Ulysses is written in three parts, The Telemachiad, The Odyssey and the Nostos, and today I’ve read (twice) The Telemachiad, Chapters 1,2 & 3.  

Source: the Annotated Ulysses

Source: the Annotated Ulysses

 

 Chapters 1 & 2 are easy enough.  Although it’s not a straightforward narrative, we are introduced to Stephen Dedelus and Buck Mulligan, students who live together in the Martello Tower.  There is a witty parody of the Catholic mass, with Buck wearing white and gold vestments (his dressing gown), lifting his shaving bowl aloft like a chalice, and reciting the Introit.  

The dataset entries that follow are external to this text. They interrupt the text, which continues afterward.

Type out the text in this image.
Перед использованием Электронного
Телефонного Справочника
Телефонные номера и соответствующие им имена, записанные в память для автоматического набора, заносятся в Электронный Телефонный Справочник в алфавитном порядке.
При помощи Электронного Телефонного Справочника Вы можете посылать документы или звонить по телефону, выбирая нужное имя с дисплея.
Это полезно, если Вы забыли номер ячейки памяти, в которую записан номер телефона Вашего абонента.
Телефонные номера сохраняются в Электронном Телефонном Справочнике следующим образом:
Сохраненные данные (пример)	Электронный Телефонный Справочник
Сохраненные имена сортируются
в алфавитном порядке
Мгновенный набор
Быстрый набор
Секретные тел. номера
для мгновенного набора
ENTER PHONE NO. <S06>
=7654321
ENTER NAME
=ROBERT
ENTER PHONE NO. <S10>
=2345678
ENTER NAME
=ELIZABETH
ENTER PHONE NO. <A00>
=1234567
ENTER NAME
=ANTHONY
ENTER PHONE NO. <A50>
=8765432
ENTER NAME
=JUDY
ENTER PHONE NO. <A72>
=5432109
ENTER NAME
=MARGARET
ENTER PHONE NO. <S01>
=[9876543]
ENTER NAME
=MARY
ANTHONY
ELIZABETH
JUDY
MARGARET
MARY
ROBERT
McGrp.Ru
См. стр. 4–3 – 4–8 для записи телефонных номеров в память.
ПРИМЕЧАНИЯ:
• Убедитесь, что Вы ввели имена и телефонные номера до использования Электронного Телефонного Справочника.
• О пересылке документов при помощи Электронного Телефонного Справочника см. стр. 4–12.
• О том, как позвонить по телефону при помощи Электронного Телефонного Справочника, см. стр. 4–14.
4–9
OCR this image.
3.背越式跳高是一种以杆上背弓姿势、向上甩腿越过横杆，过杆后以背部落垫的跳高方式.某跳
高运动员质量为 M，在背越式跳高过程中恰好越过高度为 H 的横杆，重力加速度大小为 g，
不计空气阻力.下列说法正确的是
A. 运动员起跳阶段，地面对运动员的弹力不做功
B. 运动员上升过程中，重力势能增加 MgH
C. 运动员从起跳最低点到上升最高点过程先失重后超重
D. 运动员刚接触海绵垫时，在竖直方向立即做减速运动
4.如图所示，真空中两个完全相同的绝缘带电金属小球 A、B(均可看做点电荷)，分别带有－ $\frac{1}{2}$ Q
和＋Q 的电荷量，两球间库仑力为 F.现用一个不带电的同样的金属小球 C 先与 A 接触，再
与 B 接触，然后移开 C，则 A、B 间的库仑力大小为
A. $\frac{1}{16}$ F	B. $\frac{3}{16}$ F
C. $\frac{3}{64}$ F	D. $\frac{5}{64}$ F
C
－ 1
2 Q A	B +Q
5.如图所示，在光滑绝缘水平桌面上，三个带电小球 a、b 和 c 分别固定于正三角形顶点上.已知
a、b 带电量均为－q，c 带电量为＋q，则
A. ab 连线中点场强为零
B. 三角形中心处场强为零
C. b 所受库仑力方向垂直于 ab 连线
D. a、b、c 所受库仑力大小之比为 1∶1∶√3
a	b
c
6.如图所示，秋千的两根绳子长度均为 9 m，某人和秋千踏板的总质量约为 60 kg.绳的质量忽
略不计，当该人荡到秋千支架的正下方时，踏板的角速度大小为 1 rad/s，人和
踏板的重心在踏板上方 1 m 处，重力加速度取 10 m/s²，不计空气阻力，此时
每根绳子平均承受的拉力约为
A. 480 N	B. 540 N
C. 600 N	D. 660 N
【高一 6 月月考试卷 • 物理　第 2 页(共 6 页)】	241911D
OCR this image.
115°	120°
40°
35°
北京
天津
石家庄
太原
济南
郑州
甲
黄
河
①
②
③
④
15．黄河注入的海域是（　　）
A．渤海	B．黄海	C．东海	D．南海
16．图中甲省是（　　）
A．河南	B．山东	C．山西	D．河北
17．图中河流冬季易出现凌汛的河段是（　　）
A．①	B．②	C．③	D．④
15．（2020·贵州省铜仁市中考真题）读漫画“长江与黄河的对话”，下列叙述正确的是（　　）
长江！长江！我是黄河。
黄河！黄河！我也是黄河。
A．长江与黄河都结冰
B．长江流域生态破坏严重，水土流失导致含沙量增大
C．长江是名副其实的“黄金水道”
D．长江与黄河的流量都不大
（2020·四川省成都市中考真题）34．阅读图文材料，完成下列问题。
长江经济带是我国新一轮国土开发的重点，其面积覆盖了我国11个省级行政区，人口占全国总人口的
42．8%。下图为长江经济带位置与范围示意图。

Stephen is morose.  His mother has just died, and Buck has offended him by referring to her as the ‘beastly dead’.  As a medical student, he is blase about death, and provokes Stephen by reminding him that he denied her last wish by refusing to pray with her on her death bed.   He’s also not much impressed at Stephen’s insistence on borrowing black clothing for his mourning, considering his behaviour towards his mother.   

All Buck’s jokes are in bad taste (not least The Ballad of Joking Jesus) and he sponges off Stephen who, although he has a position as a schoolmaster teaching history and algebra, seems to have no money.  Buck is equally crass with Haines, an English student,and he pokes fun at the Irishwoman who brings the milk for their tea.  (In one of countless ironies, Haines the Englishman speaks Gaelic to the Irishwoman but she doesn’t understand.)  

Haines and Stephen follow Buck and his friends down to the water (Dublin Bay) where Buck once again touches Stephen for money and demands the key to the tower.  Stephen goes off in a huff, calling Buck a ‘usurper’.   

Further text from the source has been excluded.